Father turned back around. He crouched so that he could look the little boy in the eye, on his level. The little boy shivered.
"Son, you must remember. Not too soon. You cannot help but reveal yourself. In fact, you must. But in the course of time." Father stood up again. He looked down upon the little boy, a simulacrum of kindness in his warm smile and calculating eyes. "They will all learn from you. You will teach them. But you must teach them in the proper manner. Believe me, I know."
Marshall always felt that he understood less whenever he spoke with his Father. But as ever, his instructions were clear. He must work harder, to act like the others. To keep certain Things hidden away. For a time. To help ensure that they would not have to move again prematurely.
"Now then. I have much to attend to, Son. Visit your mother, would you? She's useful for soothing matters such as these."
The little boy remained in the office. "Father, am I a bad person?"
Father's eyebrows crept up, tilting his head. Confusion. "Bad? As in evil? That concept is so strange, and yet it has taken quite a hold among these people, hasn't it?"
The man considered the question. He put his hand on his son's shoulder.
"My boy, something like you can't be evil. Through you, these people learn to understand something about themselves, something that they must one day address, once and for all. A quality about themselves that they must repurpose, if they are to live together in lasting peace."
Father's eyes crept towards the mounted gun on the wall again.
"Son, I will be here with you, guiding you in one form or another until your final breath. And then, I will be with you at the next beginning, to help you on your path. As I have done before."
The father embraced the son now.
"Until everyone has learned. Until there is peace. How can someone who brings peace be evil?"
He squeezed his son tightly. The matter was closed now. He ushered his son back out of the office, as he returned to his tasks, indecipherable to the boy.
Marshall ascended the stairs out of the basement, into the kitchen. His mother stood in her usual spot by the wall-mounted telephone, eyes fixed on him as he closed the the door behind him.
"There, there," said his mother, looking at her son, moving not a single muscle, as was her way. "There, there."
The little boy proceeded down the hallway to his bedroom. Behind him was the sound of his mother repeating her remark, over and over, to the now-empty kitchen. There, there. There, there.

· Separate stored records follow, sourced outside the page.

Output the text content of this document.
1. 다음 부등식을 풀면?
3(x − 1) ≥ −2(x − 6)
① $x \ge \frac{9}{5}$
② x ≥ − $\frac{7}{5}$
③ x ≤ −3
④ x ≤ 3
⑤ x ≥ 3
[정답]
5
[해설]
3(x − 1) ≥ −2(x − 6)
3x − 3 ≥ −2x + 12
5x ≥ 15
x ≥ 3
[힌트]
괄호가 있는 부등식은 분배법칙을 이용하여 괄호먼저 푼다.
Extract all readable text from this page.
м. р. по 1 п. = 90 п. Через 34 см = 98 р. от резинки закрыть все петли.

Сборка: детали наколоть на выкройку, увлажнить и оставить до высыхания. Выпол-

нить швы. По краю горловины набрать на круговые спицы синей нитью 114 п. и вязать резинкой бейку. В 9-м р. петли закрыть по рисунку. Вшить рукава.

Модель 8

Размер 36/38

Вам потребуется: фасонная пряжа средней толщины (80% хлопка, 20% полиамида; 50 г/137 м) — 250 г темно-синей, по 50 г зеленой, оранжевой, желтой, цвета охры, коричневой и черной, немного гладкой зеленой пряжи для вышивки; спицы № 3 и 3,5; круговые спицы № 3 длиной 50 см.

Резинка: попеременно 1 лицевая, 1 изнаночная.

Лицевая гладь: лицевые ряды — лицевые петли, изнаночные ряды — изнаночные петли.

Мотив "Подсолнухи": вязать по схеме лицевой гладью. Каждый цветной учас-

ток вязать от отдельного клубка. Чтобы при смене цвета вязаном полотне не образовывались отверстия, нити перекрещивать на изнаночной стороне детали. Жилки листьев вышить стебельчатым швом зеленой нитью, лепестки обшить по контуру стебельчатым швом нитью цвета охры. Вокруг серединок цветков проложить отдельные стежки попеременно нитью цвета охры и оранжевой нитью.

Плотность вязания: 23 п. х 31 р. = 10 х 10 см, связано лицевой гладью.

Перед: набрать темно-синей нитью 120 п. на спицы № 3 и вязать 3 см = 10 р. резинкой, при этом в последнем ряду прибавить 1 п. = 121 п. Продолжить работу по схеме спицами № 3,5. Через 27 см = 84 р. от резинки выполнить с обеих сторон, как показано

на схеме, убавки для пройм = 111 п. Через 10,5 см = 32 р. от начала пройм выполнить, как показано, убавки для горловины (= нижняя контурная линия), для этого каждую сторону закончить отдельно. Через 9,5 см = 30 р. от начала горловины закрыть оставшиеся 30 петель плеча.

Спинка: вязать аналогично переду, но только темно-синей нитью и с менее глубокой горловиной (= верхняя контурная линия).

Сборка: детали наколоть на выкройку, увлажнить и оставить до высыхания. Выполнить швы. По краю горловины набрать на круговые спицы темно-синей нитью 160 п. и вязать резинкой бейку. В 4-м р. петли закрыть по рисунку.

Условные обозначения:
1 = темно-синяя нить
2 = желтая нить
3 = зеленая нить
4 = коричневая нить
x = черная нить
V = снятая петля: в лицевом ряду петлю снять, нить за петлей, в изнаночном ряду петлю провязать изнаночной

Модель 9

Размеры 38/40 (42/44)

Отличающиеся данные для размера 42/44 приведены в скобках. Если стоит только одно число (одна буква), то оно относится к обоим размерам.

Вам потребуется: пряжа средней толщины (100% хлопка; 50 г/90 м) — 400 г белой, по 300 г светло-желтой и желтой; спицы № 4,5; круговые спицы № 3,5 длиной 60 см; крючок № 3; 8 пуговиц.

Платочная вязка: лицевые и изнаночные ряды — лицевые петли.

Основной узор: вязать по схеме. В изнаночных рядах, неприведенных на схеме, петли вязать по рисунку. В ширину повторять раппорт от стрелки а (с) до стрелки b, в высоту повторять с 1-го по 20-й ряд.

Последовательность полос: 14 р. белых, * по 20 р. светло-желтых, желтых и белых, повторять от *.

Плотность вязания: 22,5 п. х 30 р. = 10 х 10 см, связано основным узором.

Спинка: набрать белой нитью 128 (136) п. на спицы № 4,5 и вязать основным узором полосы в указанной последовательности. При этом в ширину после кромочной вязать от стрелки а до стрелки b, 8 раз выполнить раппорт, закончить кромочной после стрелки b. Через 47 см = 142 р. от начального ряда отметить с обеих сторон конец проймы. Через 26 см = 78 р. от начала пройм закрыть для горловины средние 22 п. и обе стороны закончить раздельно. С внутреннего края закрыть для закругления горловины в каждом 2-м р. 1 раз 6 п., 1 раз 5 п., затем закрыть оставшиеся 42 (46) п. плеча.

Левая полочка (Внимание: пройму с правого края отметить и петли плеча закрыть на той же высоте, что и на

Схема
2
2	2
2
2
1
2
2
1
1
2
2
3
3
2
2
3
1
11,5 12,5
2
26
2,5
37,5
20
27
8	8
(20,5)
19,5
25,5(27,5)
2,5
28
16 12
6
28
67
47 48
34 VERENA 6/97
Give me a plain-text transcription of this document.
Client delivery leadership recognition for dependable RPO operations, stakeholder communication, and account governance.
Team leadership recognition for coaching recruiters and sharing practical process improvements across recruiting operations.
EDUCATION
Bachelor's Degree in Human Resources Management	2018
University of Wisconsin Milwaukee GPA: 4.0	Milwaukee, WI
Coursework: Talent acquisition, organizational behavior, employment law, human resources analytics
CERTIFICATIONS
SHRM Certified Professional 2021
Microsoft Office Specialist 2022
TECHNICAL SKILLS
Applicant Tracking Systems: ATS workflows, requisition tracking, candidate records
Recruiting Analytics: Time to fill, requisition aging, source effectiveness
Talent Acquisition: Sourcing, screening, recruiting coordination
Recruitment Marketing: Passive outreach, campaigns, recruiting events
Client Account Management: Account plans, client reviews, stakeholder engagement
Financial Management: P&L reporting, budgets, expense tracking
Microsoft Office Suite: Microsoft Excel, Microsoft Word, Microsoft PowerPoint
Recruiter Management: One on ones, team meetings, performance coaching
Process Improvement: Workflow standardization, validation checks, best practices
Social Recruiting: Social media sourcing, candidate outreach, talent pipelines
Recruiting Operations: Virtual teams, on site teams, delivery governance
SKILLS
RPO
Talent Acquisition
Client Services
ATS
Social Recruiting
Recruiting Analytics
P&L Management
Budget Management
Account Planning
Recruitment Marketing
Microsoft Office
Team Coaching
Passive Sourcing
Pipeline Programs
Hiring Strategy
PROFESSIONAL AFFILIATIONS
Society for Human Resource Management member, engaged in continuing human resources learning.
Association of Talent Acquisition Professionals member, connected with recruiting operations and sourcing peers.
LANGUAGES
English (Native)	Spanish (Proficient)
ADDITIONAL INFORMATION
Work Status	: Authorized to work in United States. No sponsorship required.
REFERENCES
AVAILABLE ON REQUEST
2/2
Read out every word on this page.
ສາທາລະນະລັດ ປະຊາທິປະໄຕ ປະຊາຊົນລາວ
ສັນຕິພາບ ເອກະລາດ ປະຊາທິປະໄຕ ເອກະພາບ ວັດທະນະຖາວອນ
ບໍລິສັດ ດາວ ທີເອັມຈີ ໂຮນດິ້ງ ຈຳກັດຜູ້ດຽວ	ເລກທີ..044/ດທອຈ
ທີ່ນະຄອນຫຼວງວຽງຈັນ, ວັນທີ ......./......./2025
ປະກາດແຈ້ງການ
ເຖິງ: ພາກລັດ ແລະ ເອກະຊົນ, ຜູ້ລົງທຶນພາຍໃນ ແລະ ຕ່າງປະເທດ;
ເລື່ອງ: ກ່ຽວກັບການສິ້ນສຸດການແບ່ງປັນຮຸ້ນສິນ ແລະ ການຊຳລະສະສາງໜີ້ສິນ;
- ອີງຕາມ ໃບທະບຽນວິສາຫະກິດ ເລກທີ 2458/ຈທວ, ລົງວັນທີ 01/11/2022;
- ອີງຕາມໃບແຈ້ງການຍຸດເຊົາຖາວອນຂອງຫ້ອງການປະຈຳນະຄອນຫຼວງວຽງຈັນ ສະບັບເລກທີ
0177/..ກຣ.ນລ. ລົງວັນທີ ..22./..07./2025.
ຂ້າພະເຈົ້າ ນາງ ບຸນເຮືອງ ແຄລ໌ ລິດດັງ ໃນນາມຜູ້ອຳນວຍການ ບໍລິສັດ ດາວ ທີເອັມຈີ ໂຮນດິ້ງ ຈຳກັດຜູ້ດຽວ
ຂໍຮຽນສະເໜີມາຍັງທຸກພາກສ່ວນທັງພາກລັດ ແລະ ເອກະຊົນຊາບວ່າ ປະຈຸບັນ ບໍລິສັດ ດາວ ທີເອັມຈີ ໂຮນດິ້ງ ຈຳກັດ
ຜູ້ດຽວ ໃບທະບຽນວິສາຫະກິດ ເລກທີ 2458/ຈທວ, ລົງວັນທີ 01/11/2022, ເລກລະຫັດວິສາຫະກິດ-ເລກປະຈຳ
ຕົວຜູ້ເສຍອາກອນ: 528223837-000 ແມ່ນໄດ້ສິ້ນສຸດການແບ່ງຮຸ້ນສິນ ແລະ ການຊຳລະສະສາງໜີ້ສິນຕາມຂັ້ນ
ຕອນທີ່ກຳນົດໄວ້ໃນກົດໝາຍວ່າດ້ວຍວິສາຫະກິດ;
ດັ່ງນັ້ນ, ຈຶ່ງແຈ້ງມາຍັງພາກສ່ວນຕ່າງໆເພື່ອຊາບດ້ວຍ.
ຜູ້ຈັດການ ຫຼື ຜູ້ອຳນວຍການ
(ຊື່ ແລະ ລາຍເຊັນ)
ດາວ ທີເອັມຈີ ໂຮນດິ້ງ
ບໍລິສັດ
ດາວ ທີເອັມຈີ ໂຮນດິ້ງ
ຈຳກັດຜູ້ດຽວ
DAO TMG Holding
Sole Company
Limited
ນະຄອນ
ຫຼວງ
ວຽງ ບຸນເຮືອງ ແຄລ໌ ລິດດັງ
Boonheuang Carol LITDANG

The interior of his bedroom was covered entirely in plastic. The Thing inside him wanted nothing more than to look at one of the books filled with photographs that he and his Father had taken several towns ago. Or to open the concealed door in the floor of his closet. The Thing would have to wait. It must be trained to wait. Father insisted.
The little boy lay on his bed, the wind howling outside as the dusk overtook the woods surrounding the house. Sleep would not come easily this night.